PF17: attention à ne pas surcharger le projet

lundi, 15.01.2018

Vincent Simon*

Les réponses à la consultation ne laisse planer aucun doute: le projet fiscal 17 (PF17), né des cendres de la RIE III, fait des mécontents sur tous les fronts, y compris dans les rangs économiques. Ceux-ci rejettent le relèvement de l’imposition des dividendes et des allocations familiales. Mais certains vont plus loin, estimant que le projet tient insuffisamment compte des PME et qu’il faudrait en profiter pour supprimer dans la foulée l’impôt sur la fortune qui frappe l’outil de travail. 

Un bref rappel des principaux bénéficiaires des précédentes réformes s’impose. La première réforme (1998), axée principalement sur la holding, a permis de supprimer l’impôt fédéral sur le capital. La suivante, adoptée de justesse par le peuple, avait entre autres apporté l’atténuation de la double imposition économique et l’exonération des remboursements des apports en capital. Toutes ces mesures, et d’autres encore que nous ne citerons pas, étaient favorables aux PME. 

Pour sa part, le PF17 est motivé par la nécessité de garantir la conformité internationale de notre système, tout en préservant l’essentiel des rentrées fiscales et l’attractivité de notre place économique. Ces deux derniers aspects sont essentiels, car les sociétés internationales dont le régime sera aboli sont non seulement des piliers fiscaux pour nos collectivités, mais aussi d’importants pourvoyeurs d’affaires. Préserver cette manne, c’est dans l’intérêt de l’ensemble des contribuables, PME comprises. Sans compter que nombre de ces dernières obtiendront dans la plupart des cantons une baisse du  taux d’imposition sur le bénéfice. 

Faut-il ajouter un wagon à la PF17 en intégrant l’impôt sur la fortune? Questionner l’impôt sur la fortune est en soi tout à fait légitime, mais l’opportunité de la manœuvre est discutable. L’impôt sur la fortune est une compétence entièrement cantonale et rien n’empêche un canton de corriger des effets problématiques. Par ailleurs, le temps presse. L’abolition des statuts fiscaux spéciaux, qui ne sont plus conformes aux standards internationaux, ne peut être reportée aux calendes grecques. Faut-il rappeler que suite au rejet de la RIE III, la Suisse est sur liste grise?

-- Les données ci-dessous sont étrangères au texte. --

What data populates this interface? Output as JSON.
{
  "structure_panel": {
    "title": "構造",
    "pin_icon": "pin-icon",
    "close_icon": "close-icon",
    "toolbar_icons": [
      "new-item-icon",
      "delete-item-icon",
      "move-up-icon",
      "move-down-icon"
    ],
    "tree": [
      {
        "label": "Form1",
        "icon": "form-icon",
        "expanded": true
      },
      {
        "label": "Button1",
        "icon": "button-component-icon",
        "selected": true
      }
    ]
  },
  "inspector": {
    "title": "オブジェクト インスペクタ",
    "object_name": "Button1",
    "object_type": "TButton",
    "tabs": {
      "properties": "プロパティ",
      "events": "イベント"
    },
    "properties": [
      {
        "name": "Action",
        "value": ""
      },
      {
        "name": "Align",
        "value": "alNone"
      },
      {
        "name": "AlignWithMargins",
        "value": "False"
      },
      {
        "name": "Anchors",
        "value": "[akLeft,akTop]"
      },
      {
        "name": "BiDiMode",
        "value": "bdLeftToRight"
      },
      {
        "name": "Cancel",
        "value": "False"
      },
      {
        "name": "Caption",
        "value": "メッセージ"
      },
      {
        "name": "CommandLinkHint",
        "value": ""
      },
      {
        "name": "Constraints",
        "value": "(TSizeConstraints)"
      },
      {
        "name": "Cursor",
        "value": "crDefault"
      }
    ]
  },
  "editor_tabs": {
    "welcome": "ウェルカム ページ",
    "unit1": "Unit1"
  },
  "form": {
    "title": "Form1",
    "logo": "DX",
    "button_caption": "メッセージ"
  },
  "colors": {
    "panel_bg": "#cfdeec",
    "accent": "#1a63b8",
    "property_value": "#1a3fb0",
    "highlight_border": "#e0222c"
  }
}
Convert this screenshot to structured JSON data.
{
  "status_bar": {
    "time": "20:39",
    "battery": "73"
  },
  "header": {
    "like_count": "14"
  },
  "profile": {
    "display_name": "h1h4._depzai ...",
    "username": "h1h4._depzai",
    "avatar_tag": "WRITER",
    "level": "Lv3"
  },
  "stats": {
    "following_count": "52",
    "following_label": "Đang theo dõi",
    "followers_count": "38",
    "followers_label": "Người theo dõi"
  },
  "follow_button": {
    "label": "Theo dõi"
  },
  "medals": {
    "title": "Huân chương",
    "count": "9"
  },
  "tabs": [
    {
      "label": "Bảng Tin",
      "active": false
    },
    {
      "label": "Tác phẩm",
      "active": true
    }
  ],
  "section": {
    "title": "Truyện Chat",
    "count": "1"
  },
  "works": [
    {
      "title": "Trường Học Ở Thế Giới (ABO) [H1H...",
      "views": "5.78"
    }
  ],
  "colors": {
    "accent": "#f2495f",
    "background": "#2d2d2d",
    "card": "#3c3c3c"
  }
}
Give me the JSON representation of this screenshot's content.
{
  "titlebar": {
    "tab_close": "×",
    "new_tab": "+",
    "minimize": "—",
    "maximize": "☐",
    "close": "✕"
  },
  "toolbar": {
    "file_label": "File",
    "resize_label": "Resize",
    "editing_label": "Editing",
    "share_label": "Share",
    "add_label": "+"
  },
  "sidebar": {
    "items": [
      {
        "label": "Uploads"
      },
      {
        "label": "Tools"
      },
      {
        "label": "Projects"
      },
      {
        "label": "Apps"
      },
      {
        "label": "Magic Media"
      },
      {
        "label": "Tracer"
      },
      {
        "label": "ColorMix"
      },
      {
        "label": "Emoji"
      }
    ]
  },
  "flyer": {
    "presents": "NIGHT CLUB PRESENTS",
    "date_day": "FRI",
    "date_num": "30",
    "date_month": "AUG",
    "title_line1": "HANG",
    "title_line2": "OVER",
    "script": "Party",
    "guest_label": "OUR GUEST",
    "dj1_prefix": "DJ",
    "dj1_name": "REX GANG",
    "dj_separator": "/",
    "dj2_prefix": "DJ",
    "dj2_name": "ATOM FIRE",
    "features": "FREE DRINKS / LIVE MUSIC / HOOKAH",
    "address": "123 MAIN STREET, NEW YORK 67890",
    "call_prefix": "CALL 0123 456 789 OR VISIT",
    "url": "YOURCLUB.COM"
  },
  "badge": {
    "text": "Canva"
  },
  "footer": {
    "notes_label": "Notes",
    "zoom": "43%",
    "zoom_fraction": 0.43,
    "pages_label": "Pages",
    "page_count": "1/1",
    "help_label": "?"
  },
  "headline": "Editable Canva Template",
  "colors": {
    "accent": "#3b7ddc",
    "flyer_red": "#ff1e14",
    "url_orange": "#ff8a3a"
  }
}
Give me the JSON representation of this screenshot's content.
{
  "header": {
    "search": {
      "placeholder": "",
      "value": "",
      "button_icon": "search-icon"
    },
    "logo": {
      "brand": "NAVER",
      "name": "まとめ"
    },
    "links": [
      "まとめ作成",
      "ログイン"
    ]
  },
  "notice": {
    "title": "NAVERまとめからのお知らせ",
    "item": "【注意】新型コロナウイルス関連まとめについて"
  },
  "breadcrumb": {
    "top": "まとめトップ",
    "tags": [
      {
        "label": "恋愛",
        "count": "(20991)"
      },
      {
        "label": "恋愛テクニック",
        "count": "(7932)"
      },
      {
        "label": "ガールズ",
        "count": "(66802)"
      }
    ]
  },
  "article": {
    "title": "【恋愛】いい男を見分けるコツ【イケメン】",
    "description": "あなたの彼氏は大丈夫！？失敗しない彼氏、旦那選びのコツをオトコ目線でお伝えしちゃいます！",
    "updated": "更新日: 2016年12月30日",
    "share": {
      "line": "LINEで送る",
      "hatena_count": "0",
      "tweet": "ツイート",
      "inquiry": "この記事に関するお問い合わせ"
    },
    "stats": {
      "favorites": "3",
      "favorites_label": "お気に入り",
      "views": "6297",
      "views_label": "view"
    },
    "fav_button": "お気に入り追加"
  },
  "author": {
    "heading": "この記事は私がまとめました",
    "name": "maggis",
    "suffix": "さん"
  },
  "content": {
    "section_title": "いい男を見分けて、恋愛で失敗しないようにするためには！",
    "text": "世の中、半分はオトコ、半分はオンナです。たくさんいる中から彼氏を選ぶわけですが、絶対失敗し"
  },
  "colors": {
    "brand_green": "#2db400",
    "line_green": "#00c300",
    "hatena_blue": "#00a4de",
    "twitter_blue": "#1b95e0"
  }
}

Sachant que le message du Conseil fédéral sur PF17 est attendu ce printemps, le Parlement n’aura que les sessions de juin et septembre pour mettre la nouvelle loi sous toit pour une mise en vigueur en 2019. Ce calendrier sportif n’autorise pas l’intégration de nouveaux éléments, qui nécessiteraient de nouveaux débats, études et consultations. La Suisse doit trouver les compromis en 2018. D’autres objets fiscaux, légitimes eux aussi, devront être traités dans la foulée, sans perdre de temps, mais sans non plus interférer avec la présente réforme.

Nous serions bien inspirés de tirer les enseignements du 12 février et de faire preuve de sens de la mesure dans ce projet à la fois urgent et suffisamment disputé, où les compromis tardent à émerger.